If a Brexit-oriented parliament is in place; then we would leave without a deal. If it’s something similar to the status quo; then parliament may instruct the government to revoke Article Fifty, so it is not implausible.

Alternatively, if Corbyn leads a government or coalition government; having outlined that he would hold a second referendum on the matter, then there is a chance that Britain could vote to remain in the EU, so in that respect the UK not leaving is still a viable option.

Sputnik: How would the British public react if Brexit was cancelled?

Alistair Jones: There would be some people who would be very pleased about it.
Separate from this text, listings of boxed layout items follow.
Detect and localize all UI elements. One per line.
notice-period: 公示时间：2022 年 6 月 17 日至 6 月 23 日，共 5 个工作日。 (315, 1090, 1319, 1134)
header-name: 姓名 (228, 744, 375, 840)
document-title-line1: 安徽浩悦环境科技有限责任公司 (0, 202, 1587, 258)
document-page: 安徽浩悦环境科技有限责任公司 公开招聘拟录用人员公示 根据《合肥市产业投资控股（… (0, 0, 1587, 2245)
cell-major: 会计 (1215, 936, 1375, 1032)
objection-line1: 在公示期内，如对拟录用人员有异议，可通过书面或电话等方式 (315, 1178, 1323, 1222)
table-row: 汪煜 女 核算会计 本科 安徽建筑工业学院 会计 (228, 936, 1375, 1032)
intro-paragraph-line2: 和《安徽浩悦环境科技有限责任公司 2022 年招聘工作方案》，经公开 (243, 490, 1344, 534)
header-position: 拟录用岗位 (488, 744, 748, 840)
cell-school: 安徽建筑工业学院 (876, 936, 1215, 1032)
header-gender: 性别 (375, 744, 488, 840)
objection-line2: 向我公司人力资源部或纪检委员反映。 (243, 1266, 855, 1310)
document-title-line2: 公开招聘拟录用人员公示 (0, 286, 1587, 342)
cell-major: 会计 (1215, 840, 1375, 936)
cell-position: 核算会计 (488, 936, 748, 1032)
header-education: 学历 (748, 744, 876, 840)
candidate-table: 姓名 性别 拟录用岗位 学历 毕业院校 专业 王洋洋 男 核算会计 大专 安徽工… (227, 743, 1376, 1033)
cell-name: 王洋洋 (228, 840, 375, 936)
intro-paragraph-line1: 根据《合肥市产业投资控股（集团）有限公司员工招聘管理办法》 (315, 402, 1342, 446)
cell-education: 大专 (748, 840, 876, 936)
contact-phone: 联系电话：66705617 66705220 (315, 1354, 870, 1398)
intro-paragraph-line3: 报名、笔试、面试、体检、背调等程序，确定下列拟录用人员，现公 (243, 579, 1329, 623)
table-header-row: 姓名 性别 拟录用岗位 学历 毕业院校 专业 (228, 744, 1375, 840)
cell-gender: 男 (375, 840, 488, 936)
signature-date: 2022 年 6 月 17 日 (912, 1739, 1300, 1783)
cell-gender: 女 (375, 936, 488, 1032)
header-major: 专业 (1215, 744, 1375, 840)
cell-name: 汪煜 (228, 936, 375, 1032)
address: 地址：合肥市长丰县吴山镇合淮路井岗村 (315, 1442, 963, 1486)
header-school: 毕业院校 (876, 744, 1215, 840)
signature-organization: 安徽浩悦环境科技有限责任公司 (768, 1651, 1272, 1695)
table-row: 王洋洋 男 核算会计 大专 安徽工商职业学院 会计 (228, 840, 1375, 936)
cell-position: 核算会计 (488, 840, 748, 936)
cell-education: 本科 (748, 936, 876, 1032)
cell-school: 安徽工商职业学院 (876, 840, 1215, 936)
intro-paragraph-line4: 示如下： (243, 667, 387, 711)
Ever since we held the referendum, the 48% who voted remain have been largely ignored, but if we revoked Article Fifty and didn’t leave the EU, the 52% who voted for Brexit will argue that they are now being ignored, and they will be up in arms.

I suspect that while I hope we wouldn’t see violence in the streets, there is a possibility that there could be some stoking up of that in some parts of the country, and that we could have problems, but I think we will have huge problems in the country as a whole if we were not to leave the EU, because people will be so angry, confidence in politics as a whole has already been hammered very badly over the past three years, and it will make the situation even worse.

Future politicians will have to work phenomenally hard just to regain their ground and any modicum of trust they might have had, to enable them to actually do their jobs properly, and the reality is that the whole situation in politics right now has become so toxic, the number of death threats that politicians have received, in particular since the vote for Brexit, has been really scary, and the fact that some of our leaders such as Boris Johnson, have not taken these threats seriously is very bad indeed.